Alcuni farmaci utilizzati per trattare la covid sono stati rilevati nelle acque reflue in entrata e in uscita da alcuni impianti di scarico in Pennsylvania: secondo i ricercatori che hanno effettuato lo studio, pubblicato sul Journal of Environmental Quality, i livelli di alcuni medicinali sarebbero sufficientemente alti da avere un potenziale dannoso per gli organismi acquatici. «L'aumento delle concentrazioni dei farmaci potrebbe essere connesso a un uso maggiore che ne è stato fatto durante la pandemia», spiega Heather Preisendanz, una degli autori.
Da maggio 2020 a maggio 2021, gli studiosi hanno raccolto settimanalmente dei campioni delle acque reflue affluenti (in entrata) ed effluenti (in uscita) di due impianti di scarico in Pennsylvania. Le hanno poi analizzate per rilevare l'eventuale presenza del coronavirus SARS-CoV-2 e di diversi farmaci, tra cui antidolorifici, antibiotici e farmaci specifici per il trattamento della covid. In piena pandemia, spiega Preisendanz, chi presentava sintomi veniva invitato a curarsi a casa con antidolorifici come il naproxene o il paracetamolo; le infezioni batteriche che insorgevano insieme alla covid venivano trattate con antibiotici; con i pazienti più gravi, che necessitavano di ricovero, si è tentata a volte la cura con remdesivir o desametasone.

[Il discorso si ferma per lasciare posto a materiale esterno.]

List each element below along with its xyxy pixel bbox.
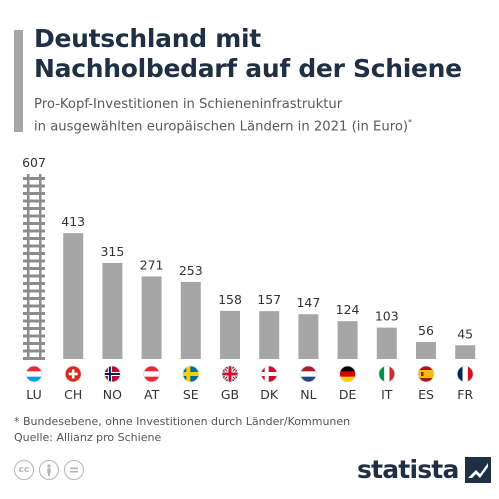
category-label-it: IT (381, 387, 393, 402)
bar-at (141, 276, 162, 359)
value-label-dk: 157 (257, 292, 281, 307)
attribution-icon[interactable] (39, 460, 59, 480)
chart-footnote: * Bundesebene, ohne Investitionen durch … (14, 414, 350, 446)
category-label-nl: NL (300, 387, 316, 402)
license-icons: cc (14, 460, 84, 480)
bar-it (376, 327, 397, 359)
track-sleeper (23, 252, 45, 255)
bar-dk (259, 311, 280, 359)
track-sleeper (23, 312, 45, 315)
flag-germany-icon (339, 365, 357, 383)
track-rail-left (27, 174, 30, 359)
statista-brand[interactable]: statista (357, 455, 491, 484)
no-derivatives-icon[interactable] (64, 460, 84, 480)
track-sleeper (23, 334, 45, 338)
bar-no (102, 262, 123, 359)
track-sleeper (23, 184, 45, 188)
chart-title: Deutschland mit Nachholbedarf auf der Sc… (34, 24, 489, 84)
track-sleeper (23, 192, 45, 195)
value-label-de: 124 (336, 302, 360, 317)
bar-ch (63, 233, 84, 359)
track-sleeper (23, 267, 45, 270)
bar-es (416, 341, 436, 359)
flag-france-icon (456, 365, 474, 383)
flag-italy-icon (378, 365, 396, 383)
footnote-text: * Bundesebene, ohne Investitionen durch … (14, 415, 351, 428)
chart-title-line-2: Nachholbedarf auf der Schiene (34, 54, 462, 83)
cc-icon[interactable]: cc (14, 460, 34, 480)
track-sleeper (23, 357, 45, 360)
track-sleeper (23, 282, 45, 285)
brand-name: statista (357, 455, 459, 484)
value-label-nl: 147 (296, 295, 320, 310)
flag-luxembourg-icon (25, 365, 43, 383)
value-label-lu: 607 (22, 155, 46, 170)
track-sleeper (23, 297, 45, 300)
track-sleeper (23, 304, 45, 308)
category-label-ch: CH (64, 387, 82, 402)
flag-netherlands-icon (299, 365, 317, 383)
category-label-gb: GB (221, 387, 239, 402)
track-sleeper (23, 199, 45, 203)
bar-nl (298, 314, 319, 359)
track-sleeper (23, 289, 45, 293)
flag-austria-icon (143, 365, 161, 383)
chart-subtitle-line-1: Pro-Kopf-Investitionen in Schieneninfras… (34, 97, 343, 112)
track-sleeper (23, 342, 45, 345)
track-sleeper (23, 229, 45, 233)
track-sleeper (23, 237, 45, 240)
flag-sweden-icon (182, 365, 200, 383)
bar-gb (220, 310, 240, 359)
bar-se (180, 281, 201, 359)
bar-de (337, 321, 358, 359)
value-label-ch: 413 (61, 214, 85, 229)
flag-norway-icon (104, 365, 121, 383)
category-label-dk: DK (260, 387, 279, 402)
track-rail-right (39, 174, 42, 359)
category-label-se: SE (183, 387, 199, 402)
category-label-fr: FR (457, 387, 473, 402)
flag-united-kingdom-icon (221, 365, 239, 383)
flag-spain-icon (417, 365, 435, 383)
footnote-marker: * (408, 118, 413, 127)
flag-switzerland-icon (64, 365, 82, 383)
chart-subtitle: Pro-Kopf-Investitionen in Schieneninfras… (34, 96, 489, 136)
track-sleeper (23, 222, 45, 225)
track-sleeper (23, 274, 45, 278)
track-sleeper (23, 349, 45, 353)
title-accent-bar (14, 30, 23, 132)
category-label-de: DE (339, 387, 357, 402)
track-sleeper (23, 259, 45, 263)
statista-logo-icon (464, 456, 491, 483)
value-label-fr: 45 (457, 326, 473, 341)
flag-denmark-icon (260, 365, 278, 383)
track-sleeper (23, 244, 45, 248)
bar-track-lu (23, 174, 45, 360)
value-label-at: 271 (140, 257, 164, 272)
value-label-es: 56 (418, 323, 434, 338)
category-label-no: NO (103, 387, 122, 402)
category-label-at: AT (144, 387, 160, 402)
chart-subtitle-line-2: in ausgewählten europäischen Ländern in … (34, 119, 409, 135)
chart-title-line-1: Deutschland mit (34, 24, 261, 53)
track-sleeper (23, 319, 45, 323)
value-label-se: 253 (179, 263, 203, 278)
category-label-lu: LU (26, 387, 42, 402)
track-sleeper (23, 327, 45, 330)
category-label-es: ES (418, 387, 434, 402)
source-text: Quelle: Allianz pro Schiene (14, 431, 162, 444)
value-label-it: 103 (375, 309, 399, 324)
value-label-no: 315 (100, 244, 124, 259)
track-sleeper (23, 177, 45, 180)
track-sleeper (23, 214, 45, 218)
track-sleeper (23, 207, 45, 210)
bar-fr (455, 345, 476, 359)
value-label-gb: 158 (218, 292, 242, 307)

Antidolorifici. Tra i farmaci analizzati, gli antidolorifici erano quelli più presenti nelle acque reflue, ma il loro uso non sarebbe connesso alla covid: tuttavia il naprossene, spesso utilizzato per curare l'artrite, è stato ritrovato in concentrazioni tali da rappresentare un rischio da basso a medio per gli organismi acquatici.
Remdesivir e desametasone. Le concentrazioni di remdesivir e desametasone sarebbero invece connesse alla covid, e in particolare ai pazienti ricoverati in un ospedale della zona dove sorgeva uno dei due impianti analizzati: nelle acque affluenti sono state riscontrate delle concentrazioni di remdesivir pari al 28% e di desametasone pari al 31%. L'impianto riusciva a depurarne rispettivamente il 39% e il 56%. «Non è possibile calcolare il rischio preciso che questi due farmaci comportano per gli organismi acquatici, poiché non sono stati ancora condotti studi sul tema», spiega Preisendanz, che sottolinea però che le quantità di desametasone rilevate potrebbero essere dannose per i pesci.
Antibiotici. Per quanto riguarda gli antibiotici, i ricercatori hanno rilevato che le concentrazioni di trimetoprim rappresentano un rischio da basso a medio per gli organismi marini, mentre quelle di sulfametossazolo potrebbero essere molto dannose soprattutto per le alghe, nutrimento per molti animali acquatici.
Monitorare le acque reflue. «È importante sottolineare che questi calcoli non tengono conto dell'effetto combinato dei diversi farmaci, che potrebbe essere molto peggiore», mette in guardia Preisendanz.
Il loro studio, conclude l'esperta, sottolinea l'importanza del monitoraggio delle acque reflue per capire gli effetti che i farmaci possono avere sulla qualità dell'acqua e sull'ecologia.